An equitable hen is an inappropriate vehicle for enforcing the mere failure to repay money as agreed. Hahn v. Hahn, 297 S.W.2d 559, 565 (Mo.1957); Wilkinson, 393 S.W.2d at 542. Equitable liens can be granted only where there is no remedy provided by law. Wilkinson, 393 S.W.2d at 542; Iota, 731 S.W.2d at 420. Here, the

law provided two legal remedies, and Mortgage One failed to take advantage of either.

The first legal remedy was provided by the recording process. The majority correctly points out that the right to foreclose never ripened because neither the note nor the deed of trust was violated before the property was sold to a bona fide purchaser who had no notice of the deed of trust. Consequently, Mortgage One never had the opportunity to foreclose on the property-

Conversely, if the deed of trust was recorded, a title search would have revealed its existence and Mortgage One would have been paid at the closing. Mortgage One’s failure to be paid at the closing stems solely from its failure to record.

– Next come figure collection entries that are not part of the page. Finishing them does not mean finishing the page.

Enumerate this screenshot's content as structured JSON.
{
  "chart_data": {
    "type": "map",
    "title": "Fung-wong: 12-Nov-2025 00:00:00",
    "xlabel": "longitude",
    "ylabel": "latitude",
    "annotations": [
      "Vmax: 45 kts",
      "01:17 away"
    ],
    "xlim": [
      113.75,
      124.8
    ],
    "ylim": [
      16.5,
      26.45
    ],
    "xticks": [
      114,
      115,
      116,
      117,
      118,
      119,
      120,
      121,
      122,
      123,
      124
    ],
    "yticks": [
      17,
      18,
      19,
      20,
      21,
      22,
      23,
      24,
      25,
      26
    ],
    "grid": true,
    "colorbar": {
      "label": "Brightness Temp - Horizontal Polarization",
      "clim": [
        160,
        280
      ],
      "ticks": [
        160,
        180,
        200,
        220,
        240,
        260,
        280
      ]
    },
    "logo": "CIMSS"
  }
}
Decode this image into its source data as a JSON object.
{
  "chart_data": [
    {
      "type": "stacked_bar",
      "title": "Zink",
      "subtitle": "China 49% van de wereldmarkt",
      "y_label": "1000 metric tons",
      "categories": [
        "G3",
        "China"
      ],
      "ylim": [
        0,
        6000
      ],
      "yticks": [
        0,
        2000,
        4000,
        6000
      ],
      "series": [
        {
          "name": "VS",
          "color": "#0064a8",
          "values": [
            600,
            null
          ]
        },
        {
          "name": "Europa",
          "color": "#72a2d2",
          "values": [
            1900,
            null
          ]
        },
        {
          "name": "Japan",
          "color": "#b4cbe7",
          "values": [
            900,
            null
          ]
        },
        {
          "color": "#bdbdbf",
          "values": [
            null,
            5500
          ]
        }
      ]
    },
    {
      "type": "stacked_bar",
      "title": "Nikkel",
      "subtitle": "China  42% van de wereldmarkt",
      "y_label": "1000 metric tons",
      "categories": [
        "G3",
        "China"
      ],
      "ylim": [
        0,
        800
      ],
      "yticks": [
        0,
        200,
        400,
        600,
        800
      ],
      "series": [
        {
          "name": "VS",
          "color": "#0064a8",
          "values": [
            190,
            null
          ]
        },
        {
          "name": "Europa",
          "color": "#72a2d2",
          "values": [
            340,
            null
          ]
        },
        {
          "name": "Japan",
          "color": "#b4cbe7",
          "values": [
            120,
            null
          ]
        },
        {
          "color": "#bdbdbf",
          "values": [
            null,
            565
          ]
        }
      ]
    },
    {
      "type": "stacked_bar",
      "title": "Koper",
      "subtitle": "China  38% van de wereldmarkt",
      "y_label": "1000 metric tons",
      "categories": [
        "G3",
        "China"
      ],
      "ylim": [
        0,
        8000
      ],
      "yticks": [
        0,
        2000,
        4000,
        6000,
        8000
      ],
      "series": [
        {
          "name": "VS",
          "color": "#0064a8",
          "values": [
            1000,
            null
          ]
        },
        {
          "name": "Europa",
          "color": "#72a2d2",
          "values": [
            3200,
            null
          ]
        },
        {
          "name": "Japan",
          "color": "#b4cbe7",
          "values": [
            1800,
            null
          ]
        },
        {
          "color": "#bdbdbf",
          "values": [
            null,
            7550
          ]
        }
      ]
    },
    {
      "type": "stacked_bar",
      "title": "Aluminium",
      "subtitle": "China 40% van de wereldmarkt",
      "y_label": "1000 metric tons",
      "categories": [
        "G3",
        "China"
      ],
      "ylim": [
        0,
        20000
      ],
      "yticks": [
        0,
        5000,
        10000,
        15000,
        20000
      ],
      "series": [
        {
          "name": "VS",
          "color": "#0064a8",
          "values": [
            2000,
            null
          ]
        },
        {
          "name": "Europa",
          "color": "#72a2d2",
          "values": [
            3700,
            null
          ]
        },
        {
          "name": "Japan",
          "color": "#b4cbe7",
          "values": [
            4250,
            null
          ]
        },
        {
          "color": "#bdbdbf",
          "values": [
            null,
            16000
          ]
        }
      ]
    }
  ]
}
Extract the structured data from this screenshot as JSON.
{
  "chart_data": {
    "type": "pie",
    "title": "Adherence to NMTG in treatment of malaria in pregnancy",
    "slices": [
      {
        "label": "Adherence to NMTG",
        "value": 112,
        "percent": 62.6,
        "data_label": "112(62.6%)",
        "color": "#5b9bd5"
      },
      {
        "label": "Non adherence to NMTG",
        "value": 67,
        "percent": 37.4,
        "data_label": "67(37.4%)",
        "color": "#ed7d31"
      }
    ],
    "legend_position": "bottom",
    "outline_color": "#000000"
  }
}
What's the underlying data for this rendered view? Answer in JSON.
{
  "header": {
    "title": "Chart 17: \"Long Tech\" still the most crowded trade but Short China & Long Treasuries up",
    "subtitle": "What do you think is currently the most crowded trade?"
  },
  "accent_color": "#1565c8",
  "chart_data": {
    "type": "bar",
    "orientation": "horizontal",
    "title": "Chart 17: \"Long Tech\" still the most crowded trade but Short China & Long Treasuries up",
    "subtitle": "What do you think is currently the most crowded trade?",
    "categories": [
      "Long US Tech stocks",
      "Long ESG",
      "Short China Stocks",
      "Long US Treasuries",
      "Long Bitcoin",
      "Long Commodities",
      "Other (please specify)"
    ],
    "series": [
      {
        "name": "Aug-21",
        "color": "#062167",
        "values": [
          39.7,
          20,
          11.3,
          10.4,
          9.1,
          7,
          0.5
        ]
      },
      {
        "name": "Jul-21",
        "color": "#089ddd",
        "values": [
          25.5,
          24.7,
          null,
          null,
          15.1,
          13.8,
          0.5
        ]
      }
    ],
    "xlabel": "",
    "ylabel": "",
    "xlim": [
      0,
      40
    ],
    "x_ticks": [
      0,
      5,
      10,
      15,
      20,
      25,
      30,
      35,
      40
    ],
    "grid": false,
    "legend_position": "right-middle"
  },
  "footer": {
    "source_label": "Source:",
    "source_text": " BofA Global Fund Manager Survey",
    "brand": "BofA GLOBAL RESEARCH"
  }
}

Mortgage One’s own negligence deprived it of the normal benefits afforded a holder of a deed of trust who acts with ordinary diligence.

Mortgage One’s second legal remedy was to file a claim against the estate on the unpaid note within the six month time period after publication of letters. Mortgage One filed its claim almost three months after the deadline fixed by the statute. Having failed to take advantage of its two legal remedies, Mortgage One should not gain the benefit of an equitable hen. That the personal representative knew of the deed of trust or that the proceeds from the sale of the property remain in the estate should not override the principle that equity will not intervene when the law provides a remedy. Here, the law provided two remedies.

Under the majority’s holding, the Probate Code is powerless to limit the time in which a claim stemming from an unrecorded deed of trust can be brought against an estate so long as the personal representative knows the deed of trust exists. This contravenes the purpose of the six month claim period statute. I would reverse.